"update" caches public suffix list to wrong directory
Closed this issue · 0 comments
Hi!
First off, I love tldextract
, thanks for building it!
The way we use tldextract
is slightly special, but used to be fully supported by the public API. Our docker containers don't have internet access, so when we build them, we cache the latest public suffix list. When our applications use tldextract
, we configure it so that it uses the cache, and never needs an internet connection.
Upon upgrading to any 3.* version of tldextract
, I noticed that the cache was no longer being used to look up information from the public suffix list.

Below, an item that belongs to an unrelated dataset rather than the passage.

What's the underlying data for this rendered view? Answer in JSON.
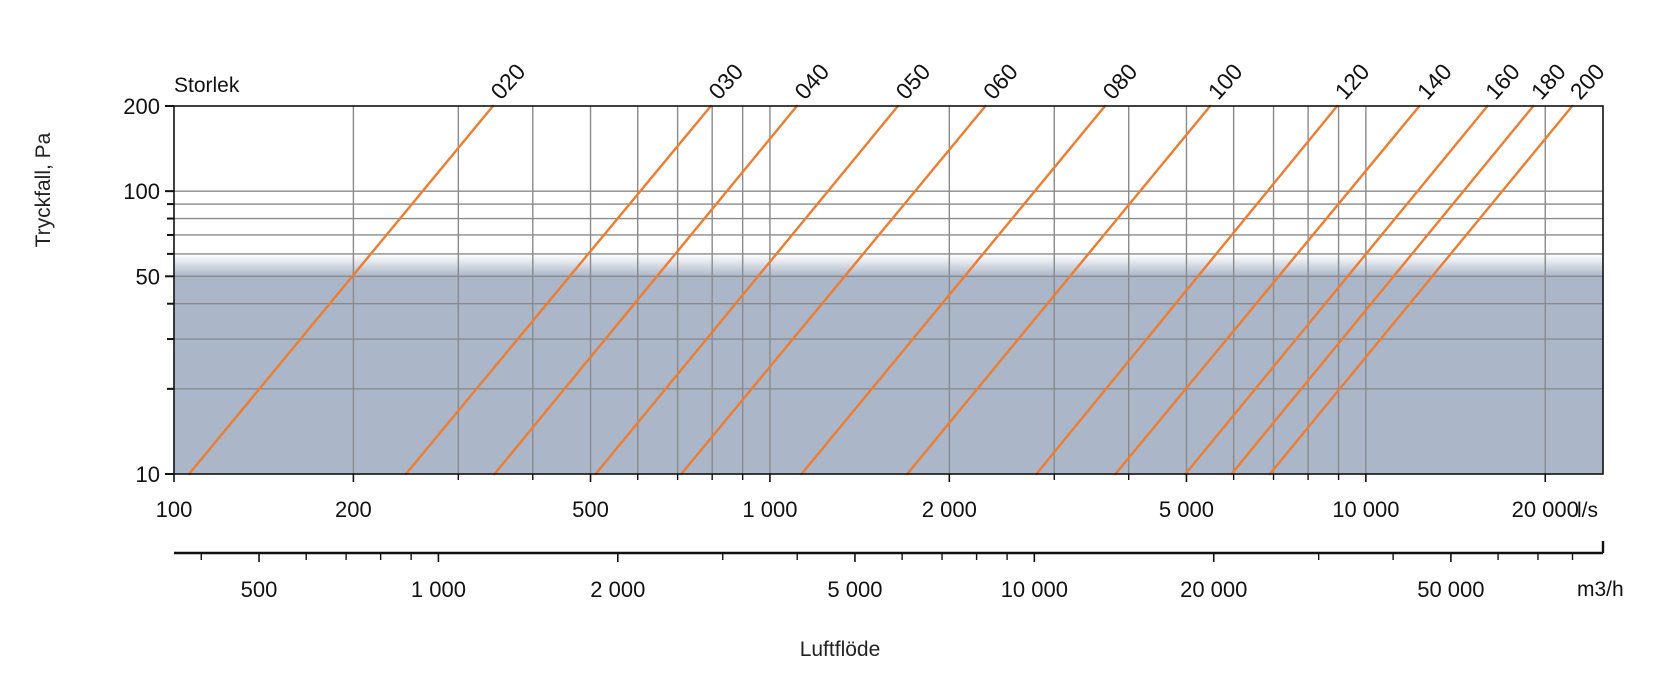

Problem reproduction steps
First, run the command: tldextract --update --private_domains
Then create a basic test file:
import os
from tldextract import TLDExtract
extractor = TLDExtract(cache_dir=os.environ["TLDEXTRACT_CACHE"])
extractor("www.google.com")
Now, create a conditional breakpoint here, where the condition is that namespace
equals publicsuffix.org-tlds
.
Expected behaviour
When running the above program, the break point should be hit, but should not throw a KeyError
.
Actual behaviour
The breakpoint is hit once during the __call__(…)
, and immediately throws a KeyError
because it can't find the cache file.
Explanation
The method run_and_cache
accepts a namespace, which is used to calculate the cache file path. But when the file is downloaded, it uses the hardcoded namespace "urls", which places the file in the wrong location.
I'll write a PR that fixes this problem.